Andrew Taylor echoed this, highlighting Content Square’s investment in MCP (Multi-Cloud Platform) for data delivery to agents. He outlined practical considerations:

  1. Volume: Agents can generate 100,000 requests per day, drastically different from human usage (10-100). This demands careful pricing and scaling strategies.
  2. Skills: Instead of giving agents all data, create specific skills with relevant data points for particular jobs, which also helps control API call costs.
  3. Feedback: While humans provide feedback, agents currently don’t. A human in the loop is essential for short-term feedback, but Andrew anticipates agents developing feedback capabilities within 6-12 months, again requiring an obsession with quality.

He sees two huge opportunities for B2B SaaS: serving customers’ agents and fostering an ecosystem of talking agents built by tech partners. This era promises rapid development and unprecedented sophistication.

🚀 Navigating Speed & Risk: The “Move Fast, Break What?” Era 🛠️

The classic tech mantra “move fast and break things” faces new scrutiny with AI. While Karel Callens believes the mantra still holds, he emphasizes that what you’re allowed to break has changed. His team engages in more experimentation, alpha, and beta releases with feature flags than ever before, accelerating innovation. However, when something touches a customer workflow, they add guardrails, security, permission levels, and human intervention.
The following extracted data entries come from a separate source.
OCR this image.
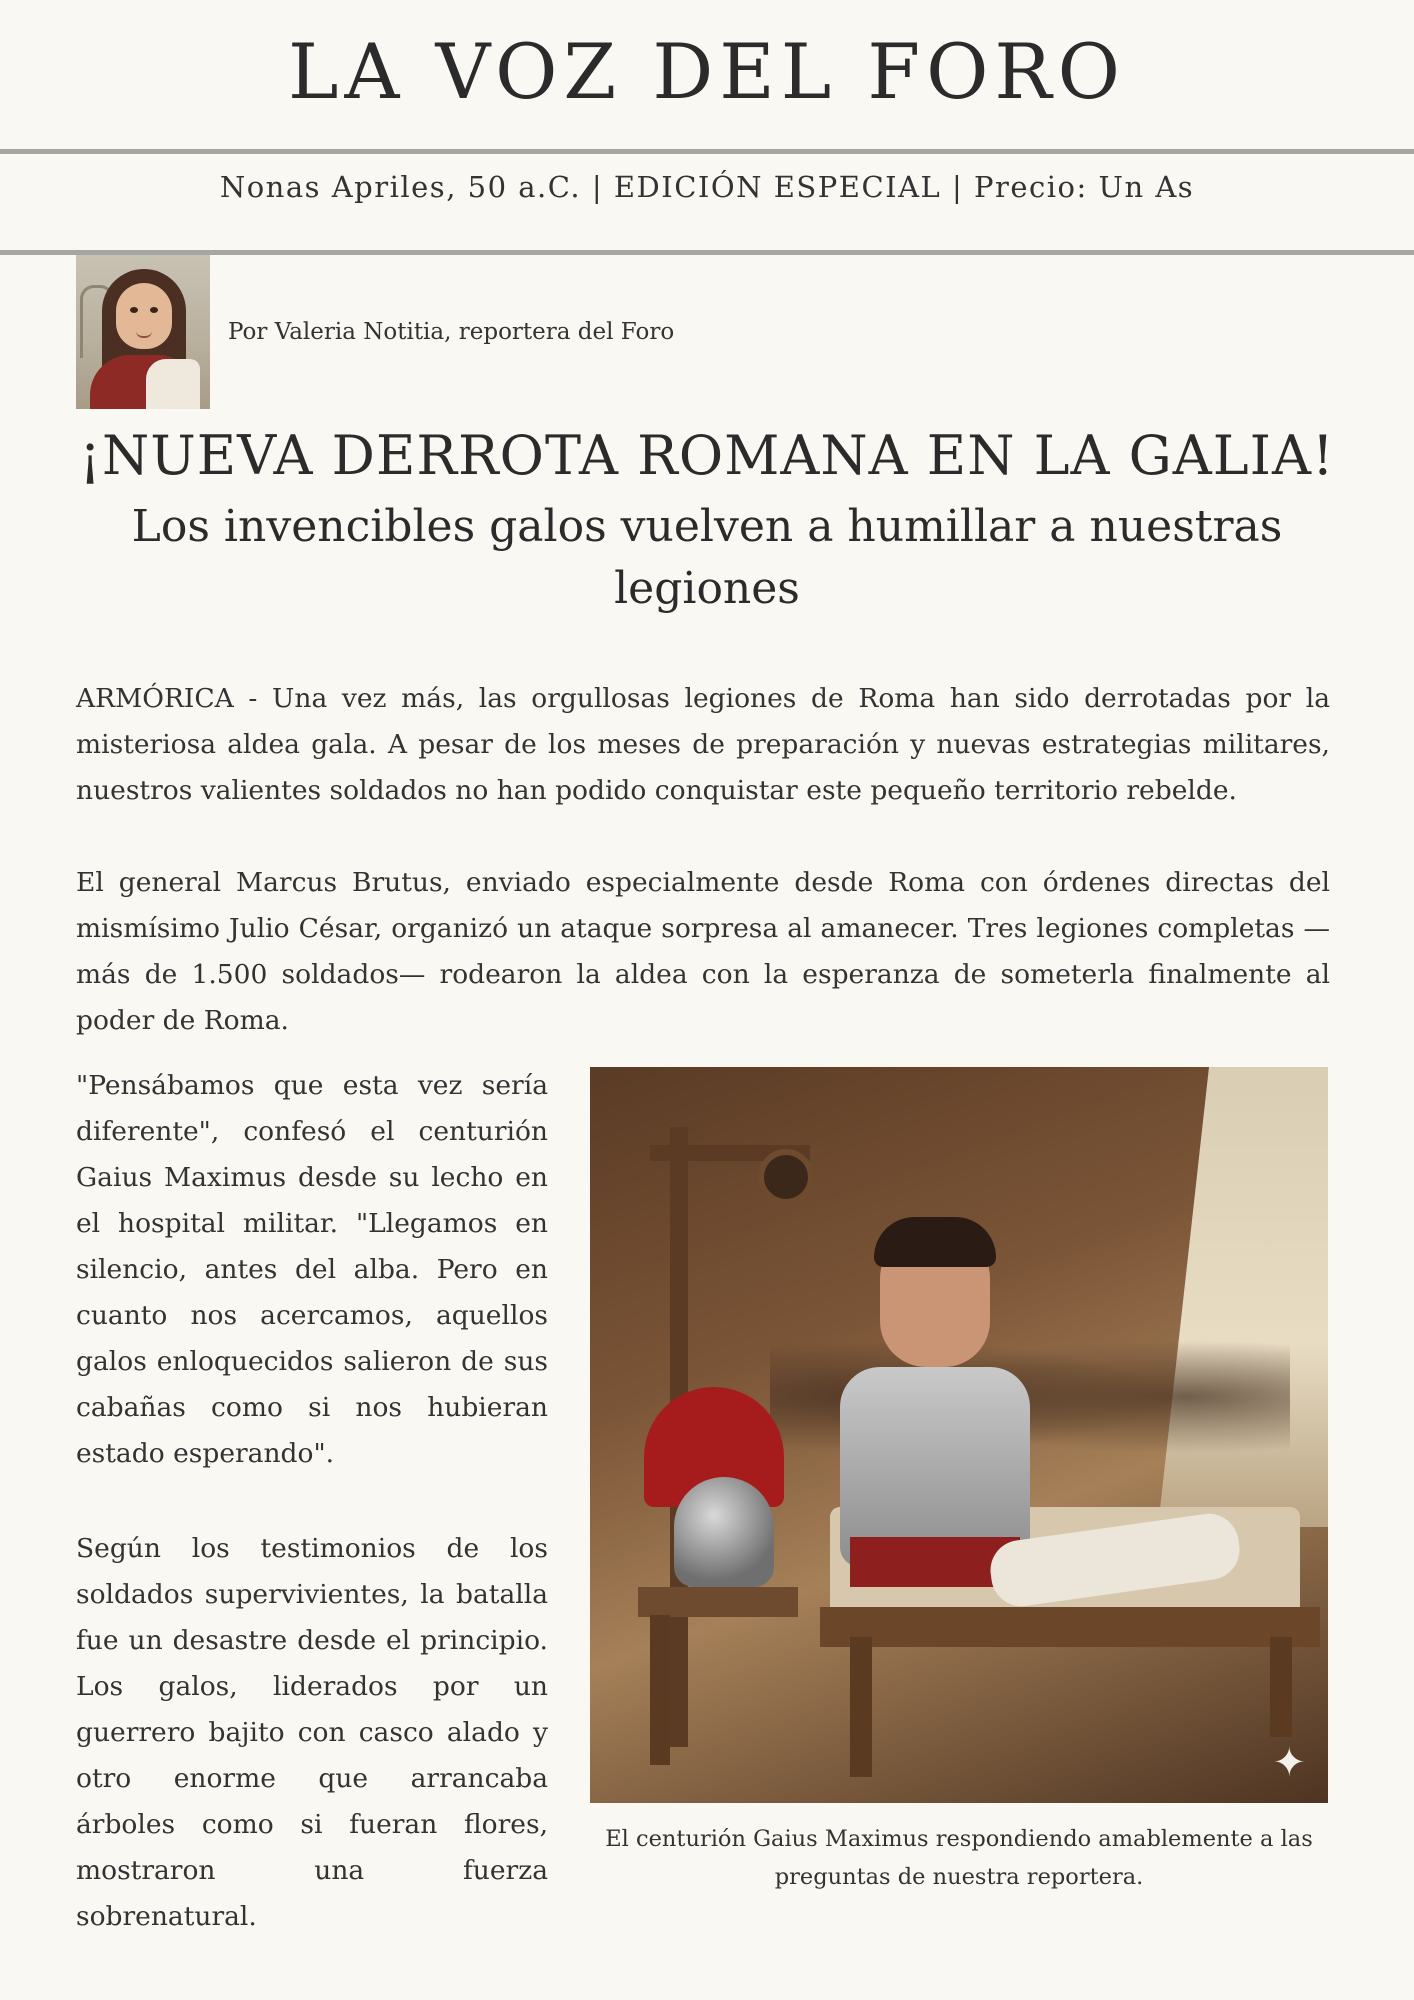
LA VOZ DEL FORO
Nonas Apriles, 50 a.C. | EDICIÓN ESPECIAL | Precio: Un As
Por Valeria Notitia, reportera del Foro
¡NUEVA DERROTA ROMANA EN LA GALIA!
Los invencibles galos vuelven a humillar a nuestras legiones
ARMÓRICA - Una vez más, las orgullosas legiones de Roma han sido derrotadas por la misteriosa aldea gala. A pesar de los meses de preparación y nuevas estrategias militares, nuestros valientes soldados no han podido conquistar este pequeño territorio rebelde.
El general Marcus Brutus, enviado especialmente desde Roma con órdenes directas del mismísimo Julio César, organizó un ataque sorpresa al amanecer. Tres legiones completas —más de 1.500 soldados— rodearon la aldea con la esperanza de someterla finalmente al poder de Roma.
"Pensábamos que esta vez sería diferente", confesó el centurión Gaius Maximus desde su lecho en el hospital militar. "Llegamos en silencio, antes del alba. Pero en cuanto nos acercamos, aquellos galos enloquecidos salieron de sus cabañas como si nos hubieran estado esperando".
Según los testimonios de los soldados supervivientes, la batalla fue un desastre desde el principio. Los galos, liderados por un guerrero bajito con casco alado y otro enorme que arrancaba árboles como si fueran flores, mostraron una fuerza sobrenatural.
✦
El centurión Gaius Maximus respondiendo amablemente a las preguntas de nuestra reportera.
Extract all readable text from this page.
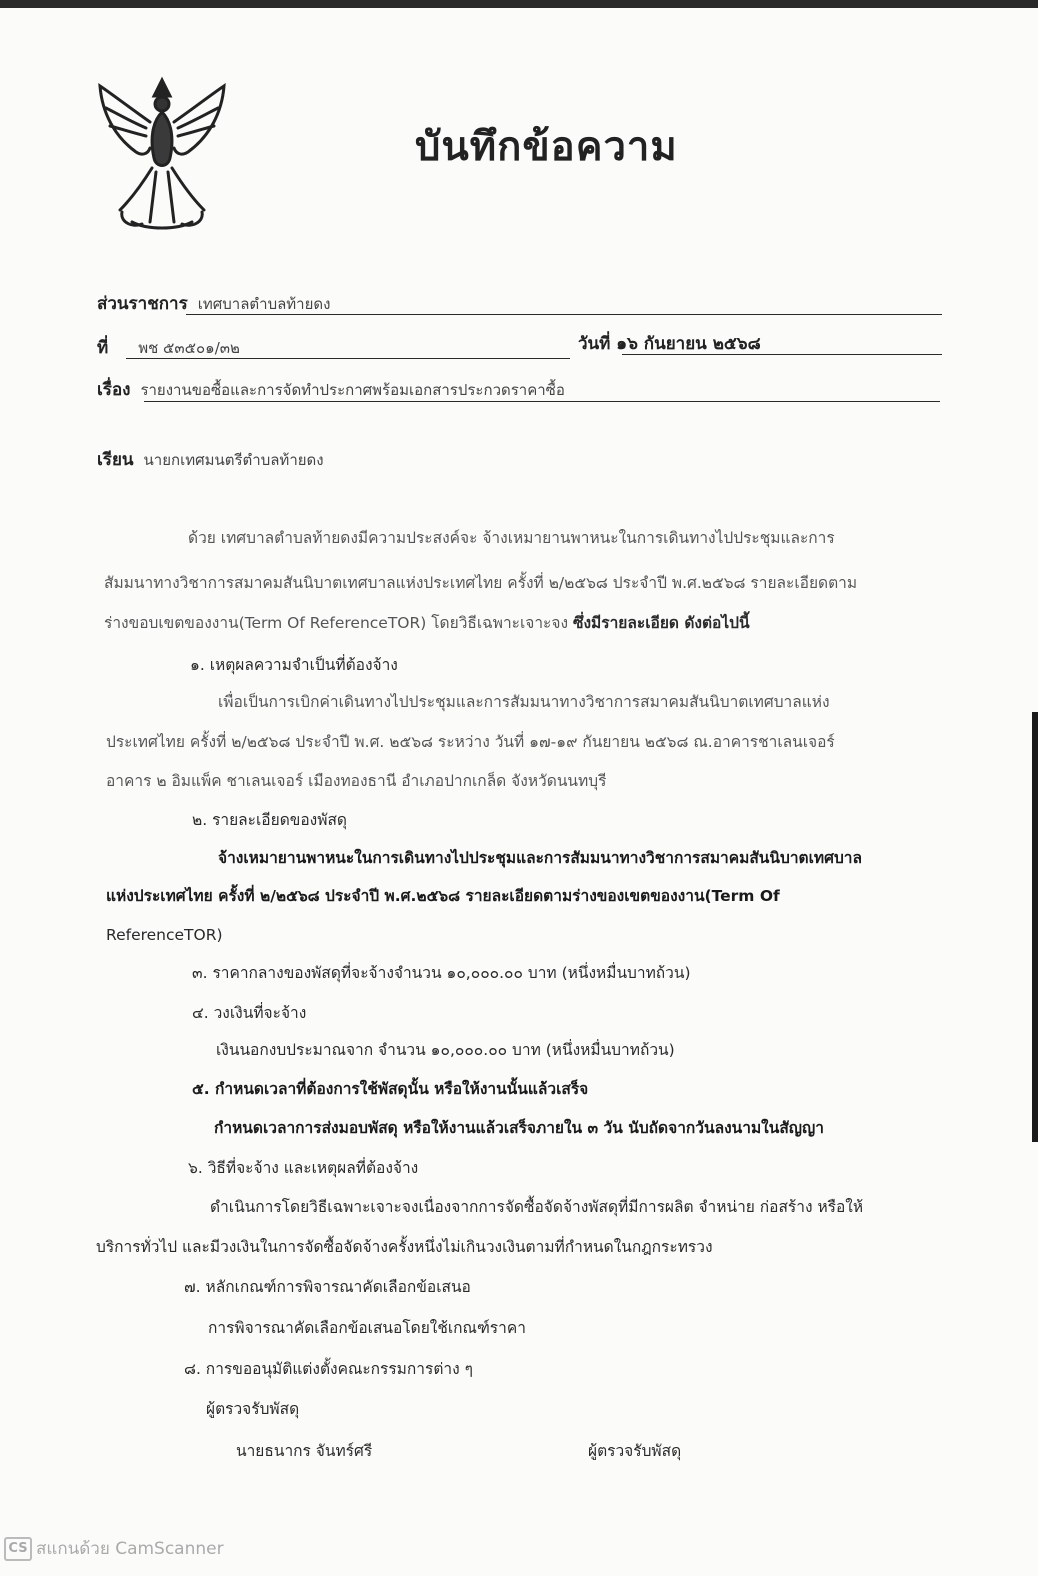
บันทึกข้อความ
ส่วนราชการ เทศบาลตำบลท้ายดง
ที่ พช ๕๓๕๐๑/๓๒	วันที่ ๑๖ กันยายน ๒๕๖๘
เรื่อง รายงานขอซื้อและการจัดทำประกาศพร้อมเอกสารประกวดราคาซื้อ
เรียน นายกเทศมนตรีตำบลท้ายดง
ด้วย เทศบาลตำบลท้ายดงมีความประสงค์จะ จ้างเหมายานพาหนะในการเดินทางไปประชุมและการ
สัมมนาทางวิชาการสมาคมสันนิบาตเทศบาลแห่งประเทศไทย ครั้งที่ ๒/๒๕๖๘ ประจำปี พ.ศ.๒๕๖๘ รายละเอียดตาม
ร่างขอบเขตของงาน(Term Of ReferenceTOR) โดยวิธีเฉพาะเจาะจง ซึ่งมีรายละเอียด ดังต่อไปนี้
๑. เหตุผลความจำเป็นที่ต้องจ้าง
เพื่อเป็นการเบิกค่าเดินทางไปประชุมและการสัมมนาทางวิชาการสมาคมสันนิบาตเทศบาลแห่ง
ประเทศไทย ครั้งที่ ๒/๒๕๖๘ ประจำปี พ.ศ. ๒๕๖๘ ระหว่าง วันที่ ๑๗-๑๙ กันยายน ๒๕๖๘ ณ.อาคารชาเลนเจอร์
อาคาร ๒ อิมแพ็ค ชาเลนเจอร์ เมืองทองธานี อำเภอปากเกล็ด จังหวัดนนทบุรี
๒. รายละเอียดของพัสดุ
จ้างเหมายานพาหนะในการเดินทางไปประชุมและการสัมมนาทางวิชาการสมาคมสันนิบาตเทศบาล
แห่งประเทศไทย ครั้งที่ ๒/๒๕๖๘ ประจำปี พ.ศ.๒๕๖๘ รายละเอียดตามร่างของเขตของงาน(Term Of
ReferenceTOR)
๓. ราคากลางของพัสดุที่จะจ้างจำนวน ๑๐,๐๐๐.๐๐ บาท (หนึ่งหมื่นบาทถ้วน)
๔. วงเงินที่จะจ้าง
เงินนอกงบประมาณจาก จำนวน ๑๐,๐๐๐.๐๐ บาท (หนึ่งหมื่นบาทถ้วน)
๕. กำหนดเวลาที่ต้องการใช้พัสดุนั้น หรือให้งานนั้นแล้วเสร็จ
กำหนดเวลาการส่งมอบพัสดุ หรือให้งานแล้วเสร็จภายใน ๓ วัน นับถัดจากวันลงนามในสัญญา
๖. วิธีที่จะจ้าง และเหตุผลที่ต้องจ้าง
ดำเนินการโดยวิธีเฉพาะเจาะจงเนื่องจากการจัดซื้อจัดจ้างพัสดุที่มีการผลิต จำหน่าย ก่อสร้าง หรือให้
บริการทั่วไป และมีวงเงินในการจัดซื้อจัดจ้างครั้งหนึ่งไม่เกินวงเงินตามที่กำหนดในกฎกระทรวง
๗. หลักเกณฑ์การพิจารณาคัดเลือกข้อเสนอ
การพิจารณาคัดเลือกข้อเสนอโดยใช้เกณฑ์ราคา
๘. การขออนุมัติแต่งตั้งคณะกรรมการต่าง ๆ
ผู้ตรวจรับพัสดุ
นายธนากร จันทร์ศรี	ผู้ตรวจรับพัสดุ
CS สแกนด้วย CamScanner
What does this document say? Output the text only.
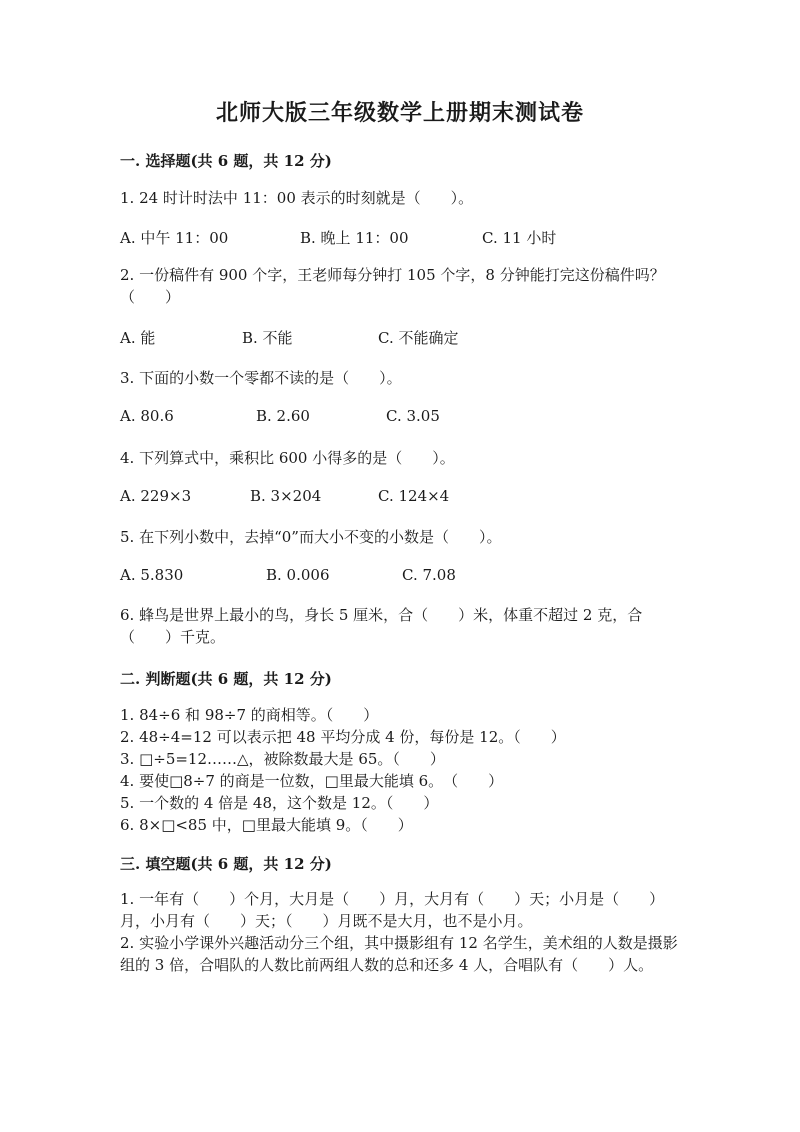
北师大版三年级数学上册期末测试卷
一. 选择题(共 6 题，共 12 分)
1. 24 时计时法中 11：00 表示的时刻就是（　　）。
A. 中午 11：00	B. 晚上 11：00	C. 11 小时
2. 一份稿件有 900 个字，王老师每分钟打 105 个字，8 分钟能打完这份稿件吗？（　　）
A. 能	B. 不能	C. 不能确定
3. 下面的小数一个零都不读的是（　　）。
A. 80.6	B. 2.60	C. 3.05
4. 下列算式中，乘积比 600 小得多的是（　　）。
A. 229×3	B. 3×204	C. 124×4
5. 在下列小数中，去掉“0”而大小不变的小数是（　　）。
A. 5.830	B. 0.006	C. 7.08
6. 蜂鸟是世界上最小的鸟，身长 5 厘米，合（　　）米，体重不超过 2 克，合（　　）千克。
二. 判断题(共 6 题，共 12 分)
1. 84÷6 和 98÷7 的商相等。（　　）
2. 48÷4=12 可以表示把 48 平均分成 4 份，每份是 12。（　　）
3. □÷5=12……△，被除数最大是 65。（　　）
4. 要使□8÷7 的商是一位数，□里最大能填 6。　（　　）
5. 一个数的 4 倍是 48，这个数是 12。（　　）
6. 8×□<85 中，□里最大能填 9。（　　）
三. 填空题(共 6 题，共 12 分)
1. 一年有（　　）个月，大月是（　　）月，大月有（　　）天；小月是（　　）月，小月有（　　）天；（　　）月既不是大月，也不是小月。
2. 实验小学课外兴趣活动分三个组，其中摄影组有 12 名学生，美术组的人数是摄影组的 3 倍，合唱队的人数比前两组人数的总和还多 4 人，合唱队有（　　）人。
A key enabler for this balance is becoming more modular and composable, allowing easy swapping of components internally and externally. For instance, they never code for just one model, using abstraction layers like LangChain to swap models seamlessly. They also empower customers with drag-and-drop capabilities for charts, allowing them to swap in proprietary components. Karel strongly advocates for Test-Driven Development (TDD), asserting there’s “no excuse” for engineers not to use it, as it easily prevents regression bugs while maintaining speed.

Bobby Gill reinforced the importance of a robust innovation framework to manage speed without chaos. He advised focusing on building lasting components and not over-engineering rapidly changing parts. Crucially, he stressed the importance of launching products at the right time for your business, rather than sprinting to keep up with others.

The Future of AI: Thoughtful Innovation and Unwavering Trust

The panel’s collective wisdom paints a clear picture: AI is a transformative force, but its successful integration demands more than just technical prowess. It requires a deep understanding of user needs, an unwavering commitment to quality, transparent practices that build trust, and a forward-thinking approach to product design that anticipates the rise of AI agents. By embracing these principles, businesses can confidently navigate the AI frontier, delivering real value and shaping a more intelligent future.